Ze mną, Kaliope, zamierzasz przybyć pod niebo północy,
Gdzie barbarzyński swój kraj prosty zamieszkał lud,
Gdzie zamarzniętych mórz lody przebiega wieśniak sarmacki
Bursztyn zbierając, co lśni na zimnym brzegu tych wód.
Tutaj bieleje, cokolwiek na mroźne spogląda gwiazdy:
Niedźwiedź i głodny wciąż kruk - ptak, co złowróżbny ma głos.
Nie jest ci dość, Hasilino, że w domu frymarczysz sobą,
Jeśli przypadkiem twój mąż z domu odejdzie na krok -
Ale na domiar swą czwórką po chłopskich chatach uganiasz,
Aby szczęśliwa tym wieś towar zechciała wziąć twój.

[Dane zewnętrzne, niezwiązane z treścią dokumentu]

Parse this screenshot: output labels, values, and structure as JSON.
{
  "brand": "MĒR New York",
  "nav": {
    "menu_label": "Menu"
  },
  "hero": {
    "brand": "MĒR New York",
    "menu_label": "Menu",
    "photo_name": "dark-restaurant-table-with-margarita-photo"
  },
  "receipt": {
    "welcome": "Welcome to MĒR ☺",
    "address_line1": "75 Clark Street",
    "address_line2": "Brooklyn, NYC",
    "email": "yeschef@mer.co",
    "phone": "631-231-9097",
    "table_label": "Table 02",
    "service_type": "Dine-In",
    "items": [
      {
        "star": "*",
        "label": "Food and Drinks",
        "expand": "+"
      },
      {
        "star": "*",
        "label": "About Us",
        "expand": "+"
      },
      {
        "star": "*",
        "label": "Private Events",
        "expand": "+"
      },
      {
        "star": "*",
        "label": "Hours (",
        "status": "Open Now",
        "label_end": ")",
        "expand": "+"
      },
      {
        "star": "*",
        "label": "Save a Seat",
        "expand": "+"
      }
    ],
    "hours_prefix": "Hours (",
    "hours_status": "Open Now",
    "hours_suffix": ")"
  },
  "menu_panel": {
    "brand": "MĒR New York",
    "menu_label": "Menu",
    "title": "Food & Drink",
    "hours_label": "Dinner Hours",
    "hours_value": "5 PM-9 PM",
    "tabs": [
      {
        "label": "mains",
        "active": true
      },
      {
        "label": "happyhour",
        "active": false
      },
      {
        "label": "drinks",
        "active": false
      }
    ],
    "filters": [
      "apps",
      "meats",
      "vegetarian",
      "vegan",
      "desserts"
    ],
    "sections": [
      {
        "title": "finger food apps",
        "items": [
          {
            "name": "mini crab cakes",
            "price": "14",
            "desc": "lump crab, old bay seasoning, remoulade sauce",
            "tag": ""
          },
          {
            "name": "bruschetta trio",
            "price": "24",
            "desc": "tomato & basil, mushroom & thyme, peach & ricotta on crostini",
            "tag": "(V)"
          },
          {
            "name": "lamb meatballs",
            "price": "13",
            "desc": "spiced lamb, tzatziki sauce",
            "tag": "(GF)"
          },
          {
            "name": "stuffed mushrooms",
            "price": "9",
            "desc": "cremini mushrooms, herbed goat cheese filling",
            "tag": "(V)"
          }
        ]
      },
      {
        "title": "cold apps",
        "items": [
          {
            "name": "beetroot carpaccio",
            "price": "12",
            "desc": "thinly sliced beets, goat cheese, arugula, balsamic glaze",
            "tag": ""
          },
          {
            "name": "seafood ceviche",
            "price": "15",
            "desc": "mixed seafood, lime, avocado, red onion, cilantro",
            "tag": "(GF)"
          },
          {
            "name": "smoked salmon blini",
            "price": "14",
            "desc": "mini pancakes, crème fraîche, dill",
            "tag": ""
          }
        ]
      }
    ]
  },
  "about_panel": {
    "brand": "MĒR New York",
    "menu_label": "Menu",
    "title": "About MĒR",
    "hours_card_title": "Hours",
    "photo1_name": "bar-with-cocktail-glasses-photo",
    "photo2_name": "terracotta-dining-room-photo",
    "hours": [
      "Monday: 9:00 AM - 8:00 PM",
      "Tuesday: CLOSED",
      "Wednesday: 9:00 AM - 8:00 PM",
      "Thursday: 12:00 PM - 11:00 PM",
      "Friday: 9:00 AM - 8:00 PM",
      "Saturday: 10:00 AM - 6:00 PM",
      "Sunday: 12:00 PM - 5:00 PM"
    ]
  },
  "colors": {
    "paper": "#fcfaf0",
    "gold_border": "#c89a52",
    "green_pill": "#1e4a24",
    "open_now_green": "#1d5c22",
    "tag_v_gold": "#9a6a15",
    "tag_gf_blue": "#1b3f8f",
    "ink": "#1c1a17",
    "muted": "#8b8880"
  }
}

Do amazońskiej krainy Sarmata jest przywiązany,
Bowiem w obydwóch z tych stron rządzi kobieta, nie mąż.
Trzykroć, czterykroć balwierza w więzieniu już zamykano
Za to, że żonie swej śmiał chłostę należną jej dać.
Odmawia sobie Sarmata w dni postu ryb gotowanych
I ze stojących w krąg mis jadło pieczone wciąż żre,
Aby tym więcej Bakchusa pochłaniać brzuchem spragnionym
Albo z nalanych po brzeg kubków chmielowy płyn pić.
Jak Cizalpińskiej kraj Galii w gnijącym topi się błocie,
Tak i krakowski nasz gród w brudzie zanurza się wciąż,
Jego szkaradne ulice gdzieniegdzie tylko bruk mają,
Zaprzęg poczwórny po oś grzęźnie w lepkości błot.
Będziesz czytana, wsławiona przez pieśni me, Hasilino,
Tam gdzie germański mój śpiew dozna życzliwych łask,
Lecz z łacińskimi Muzami - ostrzegam - nie idź w zawody -
One o Fanni już pieśń wiodły biegłością swych lir.
Wisła granicą przed laty germańskiej była krainy,
Ale wsławiona jest dziś wezbraniem białych swych wód -
Czemu, Germanio, tak wielką potęgę rzucasz do wojny?
Ten, kto wygnany stąd był, mniejszą nierównie miał moc.